Pablo Neruda writes, “Let us forget, with generosity, those who cannot love us.” I love this because forgetting is an action, like a spoken prayer, hence more immediately practical than “let us forgive,” which demands a visceral sea-change, which may happen as quickly as India pushes its tectonic plates up against China (about two inches per year).
Let us forget even our abusers, eventually. Let us forget Saint David’s, which is doing the best it can. It is as imperfect as my moon.
And yet it is also as imperfect as the dangerous alcoholic whom you still love, but against whom you must, you must, erect boundaries. The dangerous alcoholic for whom you can do as much as you can, until you see how trying to take care of this un-take-care-able person, how trying to get them to see, is hurting you badly. You must humbly take care of yourself, and forget the person – or institution – who cannot, cannot (not organically capable, and therefore you don’t have to take it personally) love you.
Then you love yourself, and you find those who love you too. The three treasures in Buddhism are Buddha, dharma (teachings), and sangha (community). The Buddha himself said that the most important part of spiritual life was community. Not meditation, not book-learning, not adoration of an idol or a leader like himself, but the other people around you.
In the midst of terrible, terrible pain these past twelve months, I have found a community I never expected. There are twelve men now who are my brothers. I love them. I love me.

(ensō by Charles Huschle, Santa Fe, winter 2018)

Zen practice isn’t about a special place or a special peace or something other than being with our life just as it is. It’s one of the hardest things for people to get: that my very difficulties in this very moment are the perfection… Even if it’s fearful and distressing, it’s fine. – Charlotte Joko Beck
You don’t have to say anything in particular or do anything in particular to be helpful to people. You become a bodhisattva by wishing for your own happiness as well as the happiness of others, and by opening to your own experience in a loving way. When you love yourself and are kind enough to yourself to be who you really are, you’re showing others what they need to do in order to be free. You’re showing them what it’s like to be present in the middle of suffering. You’re right here in the world, just like them. You know about fear and anxiety, but you don’t run away. This is the way you join hands with people and walk together through birth and death. – Reb Anderson, in "Being Upright"

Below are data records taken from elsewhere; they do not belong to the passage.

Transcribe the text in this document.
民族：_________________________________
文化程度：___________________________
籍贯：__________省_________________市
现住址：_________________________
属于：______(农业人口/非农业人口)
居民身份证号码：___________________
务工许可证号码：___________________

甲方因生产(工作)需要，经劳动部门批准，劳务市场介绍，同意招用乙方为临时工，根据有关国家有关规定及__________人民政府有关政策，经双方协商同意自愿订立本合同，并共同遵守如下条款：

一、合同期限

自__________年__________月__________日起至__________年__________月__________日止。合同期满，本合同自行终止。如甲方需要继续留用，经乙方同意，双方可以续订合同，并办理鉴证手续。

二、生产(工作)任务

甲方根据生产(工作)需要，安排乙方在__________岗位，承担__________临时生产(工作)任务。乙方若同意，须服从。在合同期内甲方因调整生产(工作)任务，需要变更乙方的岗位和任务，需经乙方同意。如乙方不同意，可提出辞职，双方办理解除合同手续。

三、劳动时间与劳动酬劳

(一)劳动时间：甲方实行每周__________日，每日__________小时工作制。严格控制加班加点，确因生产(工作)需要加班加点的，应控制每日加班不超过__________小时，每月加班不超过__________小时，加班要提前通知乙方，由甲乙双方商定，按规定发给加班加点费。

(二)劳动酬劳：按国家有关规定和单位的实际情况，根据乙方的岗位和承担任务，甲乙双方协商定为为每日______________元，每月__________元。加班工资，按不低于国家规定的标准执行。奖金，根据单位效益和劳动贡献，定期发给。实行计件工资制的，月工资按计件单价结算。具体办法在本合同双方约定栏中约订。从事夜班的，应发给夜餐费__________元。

(wood carving above by me, 2019,
gift to Roshi Joan Halifax upon
the conferring of vows, Santa Fe,
March, 2019)
All things are so deeply connected that at the precise moment when you are just yourself, the entire universe is just itself. -- Reb Anderson
There is pain around every buddha’s meditation seat. It forms a ring of fire. Around this is another ring of fire, composed of anger, hate, rage, aggression, disgust, nausea, rejection, aversion, ill will, and violence. This outer ring is an expression of impatiently turning away from or trying to control the flames of suffering. At the center of this precept we acknowledge and honor the tremendous force of these reactions to pain. – Reb Anderson
Sexual abuse of children doesn't go away on its own. The impact of traumatic stress does not go away by eating more kale or "manning up" or learning to be a "big girl" or "just get over it." Like a poison, it has to be chelated out.
There are those who have seen the worst of battle and reported that being sexually abused as a child gives them more PTSD than being shot at. #metoo Get help.